Most people don’t listen with the intent to understand; they listen with the intent to reply.”
— From The Lost Art of Listening
By Dr. Michael P. Nichols, Ph.D
(Guilford Press, New York, 1995)* * * *
“You must understand this, my beloved, let everyone be quick to listen, slow to speak, slow to anger; for your anger does not produce God’s righteousness.”
— James 1: 19

He or she is called “man’s best friend” cause he or she perks up his or her ears and just listens to you without interruption, judgment, insult or anything else. He or she loves you completely and therefore will listen to you even when it seems no one else will.
As I mentioned in this blog’s last posting about listening–which I went back and re-wrote a bit if you want to re-visit it for this followup–I said that we oftentimes tend not to listen to what someone is saying because we’re busy concocting a reply before the other is done speaking.

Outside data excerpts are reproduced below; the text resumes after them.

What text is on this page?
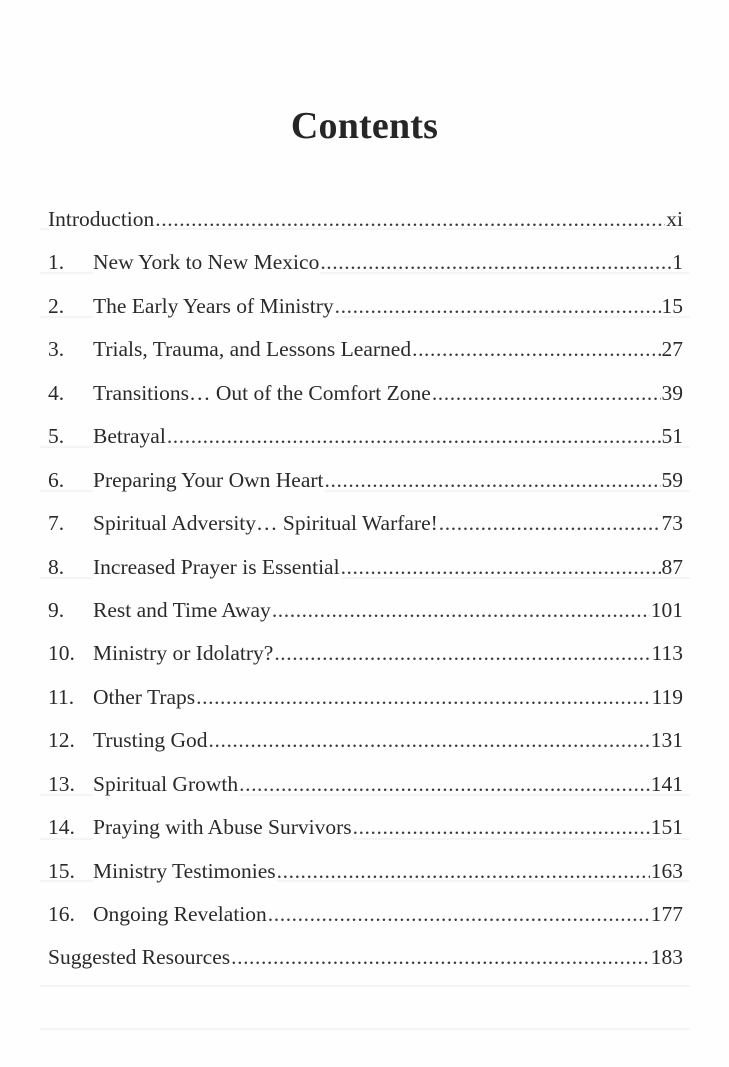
Contents
Introduction .....	xi
1.	New York to New Mexico .....	1
2.	The Early Years of Ministry .....	15
3.	Trials, Trauma, and Lessons Learned .....	27
4.	Transitions… Out of the Comfort Zone .....	39
5.	Betrayal .....	51
6.	Preparing Your Own Heart .....	59
7.	Spiritual Adversity… Spiritual Warfare! .....	73
8.	Increased Prayer is Essential .....	87
9.	Rest and Time Away .....	101
10. Ministry or Idolatry? .....	113
11. Other Traps .....	119
12. Trusting God .....	131
13. Spiritual Growth .....	141
14. Praying with Abuse Survivors .....	151
15. Ministry Testimonies .....	163
16. Ongoing Revelation .....	177
Suggested Resources .....	183
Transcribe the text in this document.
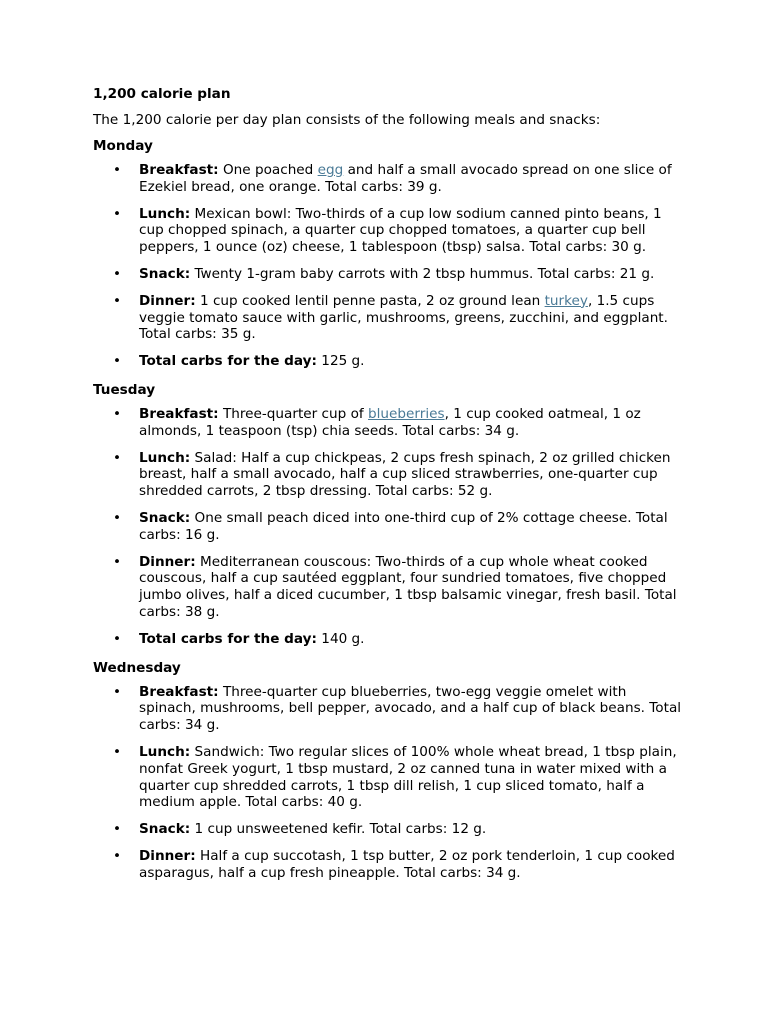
1,200 calorie plan
The 1,200 calorie per day plan consists of the following meals and snacks:
Monday
• Breakfast: One poached egg and half a small avocado spread on one slice of Ezekiel bread, one orange. Total carbs: 39 g.
• Lunch: Mexican bowl: Two-thirds of a cup low sodium canned pinto beans, 1 cup chopped spinach, a quarter cup chopped tomatoes, a quarter cup bell peppers, 1 ounce (oz) cheese, 1 tablespoon (tbsp) salsa. Total carbs: 30 g.
• Snack: Twenty 1-gram baby carrots with 2 tbsp hummus. Total carbs: 21 g.
• Dinner: 1 cup cooked lentil penne pasta, 2 oz ground lean turkey, 1.5 cups veggie tomato sauce with garlic, mushrooms, greens, zucchini, and eggplant. Total carbs: 35 g.
• Total carbs for the day: 125 g.
Tuesday
• Breakfast: Three-quarter cup of blueberries, 1 cup cooked oatmeal, 1 oz almonds, 1 teaspoon (tsp) chia seeds. Total carbs: 34 g.
• Lunch: Salad: Half a cup chickpeas, 2 cups fresh spinach, 2 oz grilled chicken breast, half a small avocado, half a cup sliced strawberries, one-quarter cup shredded carrots, 2 tbsp dressing. Total carbs: 52 g.
• Snack: One small peach diced into one-third cup of 2% cottage cheese. Total carbs: 16 g.
• Dinner: Mediterranean couscous: Two-thirds of a cup whole wheat cooked couscous, half a cup sautéed eggplant, four sundried tomatoes, five chopped jumbo olives, half a diced cucumber, 1 tbsp balsamic vinegar, fresh basil. Total carbs: 38 g.
• Total carbs for the day: 140 g.
Wednesday
• Breakfast: Three-quarter cup blueberries, two-egg veggie omelet with spinach, mushrooms, bell pepper, avocado, and a half cup of black beans. Total carbs: 34 g.
• Lunch: Sandwich: Two regular slices of 100% whole wheat bread, 1 tbsp plain, nonfat Greek yogurt, 1 tbsp mustard, 2 oz canned tuna in water mixed with a quarter cup shredded carrots, 1 tbsp dill relish, 1 cup sliced tomato, half a medium apple. Total carbs: 40 g.
• Snack: 1 cup unsweetened kefir. Total carbs: 12 g.
• Dinner: Half a cup succotash, 1 tsp butter, 2 oz pork tenderloin, 1 cup cooked asparagus, half a cup fresh pineapple. Total carbs: 34 g.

In Michael P. Nichols’ excellent book The Lost Art of Listening–*a book I commend to you–he noted this:
“We tend to think that listening is the same as hearing; but listening really is being alert to those situations in which the person you’re with needs to be understood.
“Listening problems can be serious, not only at work, but with family and friends.
- “Many times we jump in to say what’s on our minds–before we’ve even acknowledged what the other person has said–short circuiting the possibility of mutual understanding.
“Speaking without listening, hearing without understanding is like snipping an electrical cord in two, then plugging it in anyway, hoping somehow that something will light up.
“Most of the time we don’t deliberately set out to break the connection. In fact, we’re often baffled and dismayed by a feeling of being left sitting around in the dark. . . ”
Nichols notes that careful listening is difficult and takes practice to improve.
“Try harder to understand the other person’s perspective,” he says. “That takes an expression of caring enough to listen.
“Listening isn’t a need we have; it’s a gift we give.”
A big amen to that.
Good, attentive listening is a gift that keeps on giving in any and every relationship we have, be it in our family and circle of friends, at work, at our house of worship–anywhere.
Some questions to ask yourself in self-monitoring as a listener in even the most casual of conversations is, “Am I generally interested in what this person has to say, or I am interested in being interesting? or am I most interested in countering the opinion he or she is expressing? or am I more interested in telling this person what they should do, or not do?”
Jesus and the Apostolic Christians weren’t the least bit interested in being interesting.
In addition to hearing God through prayer and meditation and worship and all the rest, they were interested mainly in hearing what others had to say. Inside and outside of their house churches (and most churches for 300 years were house churches!), they were interested in hearing people’s joys, but also if not more so hearing their needs and concerns, their problems and worries.
They listened and learned what people needed in terms of food, clothing, healing–and then provided. (Please take note if you ever go on a church mission trip in your town or across the ocean wide–you don’t tell people what they need, or what they need to do or not do; you listen to their stories, learn about the community or culture they’re living in, build a rapport, ask what they need, and then provide that material need along with providing and showing the love and Spirit of Christ to them. But you build trust only by listening, not by telling.)
The early Christians were interested in lending genuinely interested and caring ears to others–in really hearing others.
When it comes right down to it, you can’t very well love God and others without practicing the art of listening.
You have to listen in order to love, so love to listen.